What to do during a windstorm or outage
- Don’t panic. Take quick action to protect yourself and help others.
- If you are indoors, move away from windows or objects that could fall. Go to lower floors in multi-story homes.
- If you are outdoors, move into a building. Avoid downed electric power lines, utility poles and trees.
- If you are driving, pull off the road and stop away from trees. If possible, walk into a safe building. Avoid overpasses, power lines and other hazards.
- Listen to your radio for emergency instructions.
- Turn off lights and electrical appliances except for the refrigerator and freezer. Turn off the stove if you’re cooking when the power goes out, and turn off natural gas appliances.
- Even if it is dark, turn light switches and buttons on lamps or appliances to the “off” position.
- Unplug computers and other sensitive equipment to protect them from possible surges when the power is restored.
- Leave one lamp on so you will know when power is restored. Wait at least 15 minutes after power is restored before turning on other appliances.
- Candles can cause a fire. It’s far better to use battery-operated flashlights or glow sticks for lighting.

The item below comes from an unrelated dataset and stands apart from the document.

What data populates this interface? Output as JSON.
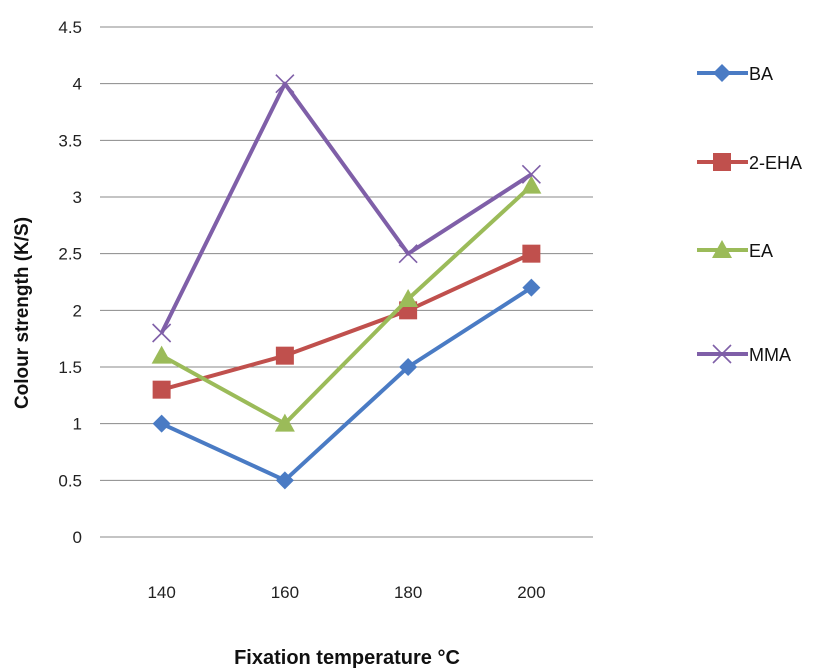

- Stay away from downed power lines and sagging trees with broken limbs.
Keep food safe
- Use and store food carefully to prevent foodborne illness when power outages make refrigeration unavailable.
- Use foods first that can spoil most rapidly.

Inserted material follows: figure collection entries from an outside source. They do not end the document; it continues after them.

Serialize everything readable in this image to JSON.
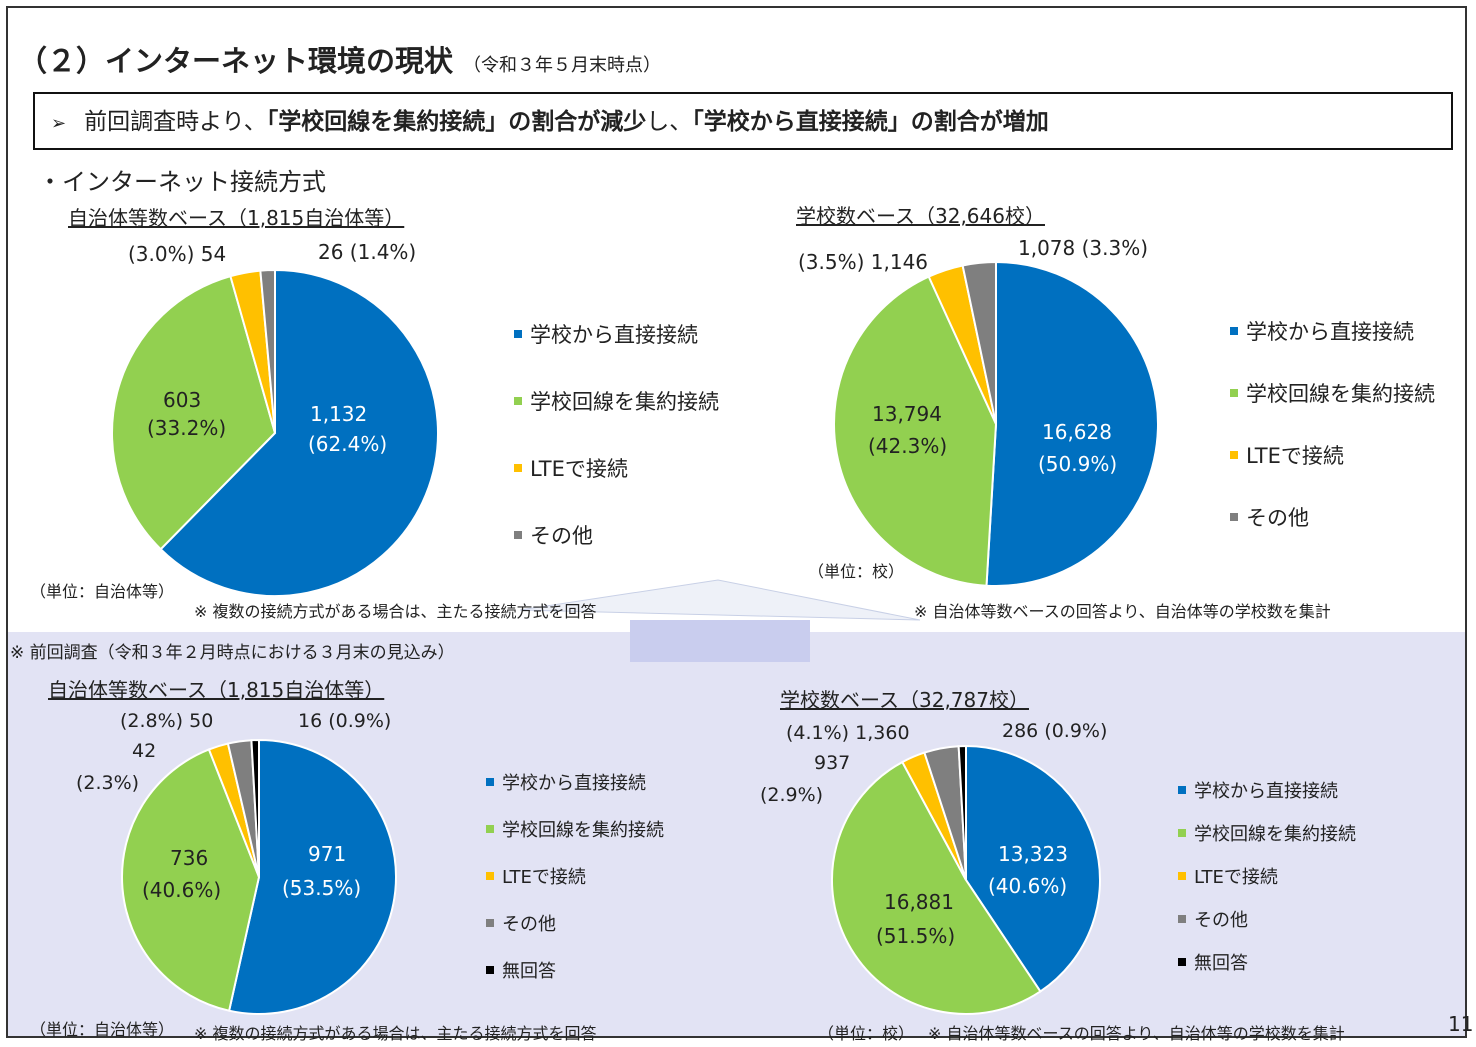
{
  "page": {
    "heading": "（２）インターネット環境の現状",
    "heading_date": "（令和３年５月末時点）",
    "summary": {
      "arrow": "➢",
      "part1": "前回調査時より、",
      "part2": "「学校回線を集約接続」の割合が減少",
      "part3": "し、",
      "part4": "「学校から直接接続」の割合が増加"
    },
    "subhead": "・インターネット接続方式",
    "prev_note": "※ 前回調査（令和３年２月時点における３月末の見込み）",
    "page_number": "11"
  },
  "colors": {
    "direct": "#0070c0",
    "aggregate": "#92d050",
    "lte": "#ffc000",
    "other": "#7f7f7f",
    "noanswer": "#000000",
    "band": "#e2e3f4"
  },
  "panels": {
    "current_muni": {
      "title": "自治体等数ベース（1,815自治体等）",
      "unit": "（単位：自治体等）",
      "note": "※ 複数の接続方式がある場合は、主たる接続方式を回答",
      "legend": [
        "学校から直接接続",
        "学校回線を集約接続",
        "LTEで接続",
        "その他"
      ],
      "labels": {
        "direct_value": "1,132",
        "direct_pct": "(62.4%)",
        "aggregate_value": "603",
        "aggregate_pct": "(33.2%)",
        "lte": "(3.0%) 54",
        "other": "26 (1.4%)"
      }
    },
    "current_school": {
      "title": "学校数ベース（32,646校）",
      "unit": "（単位：校）",
      "note": "※ 自治体等数ベースの回答より、自治体等の学校数を集計",
      "legend": [
        "学校から直接接続",
        "学校回線を集約接続",
        "LTEで接続",
        "その他"
      ],
      "labels": {
        "direct_value": "16,628",
        "direct_pct": "(50.9%)",
        "aggregate_value": "13,794",
        "aggregate_pct": "(42.3%)",
        "lte": "(3.5%) 1,146",
        "other": "1,078 (3.3%)"
      }
    },
    "prev_muni": {
      "title": "自治体等数ベース（1,815自治体等）",
      "unit": "（単位：自治体等）",
      "note": "※ 複数の接続方式がある場合は、主たる接続方式を回答",
      "legend": [
        "学校から直接接続",
        "学校回線を集約接続",
        "LTEで接続",
        "その他",
        "無回答"
      ],
      "labels": {
        "direct_value": "971",
        "direct_pct": "(53.5%)",
        "aggregate_value": "736",
        "aggregate_pct": "(40.6%)",
        "lte_value": "42",
        "lte_pct": "(2.3%)",
        "other": "(2.8%) 50",
        "noanswer": "16 (0.9%)"
      }
    },
    "prev_school": {
      "title": "学校数ベース（32,787校）",
      "unit": "（単位：校）",
      "note": "※ 自治体等数ベースの回答より、自治体等の学校数を集計",
      "legend": [
        "学校から直接接続",
        "学校回線を集約接続",
        "LTEで接続",
        "その他",
        "無回答"
      ],
      "labels": {
        "direct_value": "13,323",
        "direct_pct": "(40.6%)",
        "aggregate_value": "16,881",
        "aggregate_pct": "(51.5%)",
        "lte_value": "937",
        "lte_pct": "(2.9%)",
        "other": "(4.1%) 1,360",
        "noanswer": "286 (0.9%)"
      }
    }
  },
  "chart_data": [
    {
      "type": "pie",
      "title": "自治体等数ベース（1,815自治体等）",
      "categories": [
        "学校から直接接続",
        "学校回線を集約接続",
        "LTEで接続",
        "その他"
      ],
      "values": [
        1132,
        603,
        54,
        26
      ],
      "percentages": [
        62.4,
        33.2,
        3.0,
        1.4
      ],
      "colors": [
        "#0070c0",
        "#92d050",
        "#ffc000",
        "#7f7f7f"
      ],
      "legend": "right"
    },
    {
      "type": "pie",
      "title": "学校数ベース（32,646校）",
      "categories": [
        "学校から直接接続",
        "学校回線を集約接続",
        "LTEで接続",
        "その他"
      ],
      "values": [
        16628,
        13794,
        1146,
        1078
      ],
      "percentages": [
        50.9,
        42.3,
        3.5,
        3.3
      ],
      "colors": [
        "#0070c0",
        "#92d050",
        "#ffc000",
        "#7f7f7f"
      ],
      "legend": "right"
    },
    {
      "type": "pie",
      "title": "自治体等数ベース（1,815自治体等）",
      "categories": [
        "学校から直接接続",
        "学校回線を集約接続",
        "LTEで接続",
        "その他",
        "無回答"
      ],
      "values": [
        971,
        736,
        42,
        50,
        16
      ],
      "percentages": [
        53.5,
        40.6,
        2.3,
        2.8,
        0.9
      ],
      "colors": [
        "#0070c0",
        "#92d050",
        "#ffc000",
        "#7f7f7f",
        "#000000"
      ],
      "legend": "right"
    },
    {
      "type": "pie",
      "title": "学校数ベース（32,787校）",
      "categories": [
        "学校から直接接続",
        "学校回線を集約接続",
        "LTEで接続",
        "その他",
        "無回答"
      ],
      "values": [
        13323,
        16881,
        937,
        1360,
        286
      ],
      "percentages": [
        40.6,
        51.5,
        2.9,
        4.1,
        0.9
      ],
      "colors": [
        "#0070c0",
        "#92d050",
        "#ffc000",
        "#7f7f7f",
        "#000000"
      ],
      "legend": "right"
    }
  ]
}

- Keep doors to refrigerators and freezers closed. Your refrigerator’s freezer will keep food frozen for up to a day. A separate fully-loaded freezer will keep food frozen for two days.
- Use an ice chest packed with ice or snow to keep food cold. Buy dry ice to save frozen food. Do not handle dry ice with your bare hands. Use blocks or bags of ice to save refrigerator foods.
- Use caution if storing food outside during winter to keep it cold. The outside temperature varies, especially in the sun. Frozen food may thaw and refrigerator food may become warm enough to grow bacteria. Food stored outside must be secured from contamination by animals.
- If in doubt, throw it out. Throw out meat, seafood, dairy products and cooked food that does not feel cold.
- Never taste suspect food. Even if food looks and smells fine, illness-causing bacteria may be present.
What to do after a windstorm
- Check yourself and those around you for injuries.
- Evacuate damaged buildings. Do not re-enter until declared safe by authorities.
- Call 9-1-1 only to report a life threatening emergency.
- If you smell gas or hear a hissing sound indoors — open windows and leave the building. Turn off the gas source and call your gas company. Do not use matches, candles, open flames or electric switches indoors.
- If the power goes out, keep refrigerator and freezer doors closed to keep food frozen for up to two days.
- Provide assistance to your neighbors, especially the elderly or disabled.
- Try to make contact with your out-of-area phone contact, but avoid making local telephone calls.
- Monitor your portable or weather radio for instructions or an official “all clear” notice. Radio stations will broadcast what to do, the location of emergency shelters, medical aid stations, and the extent of damage.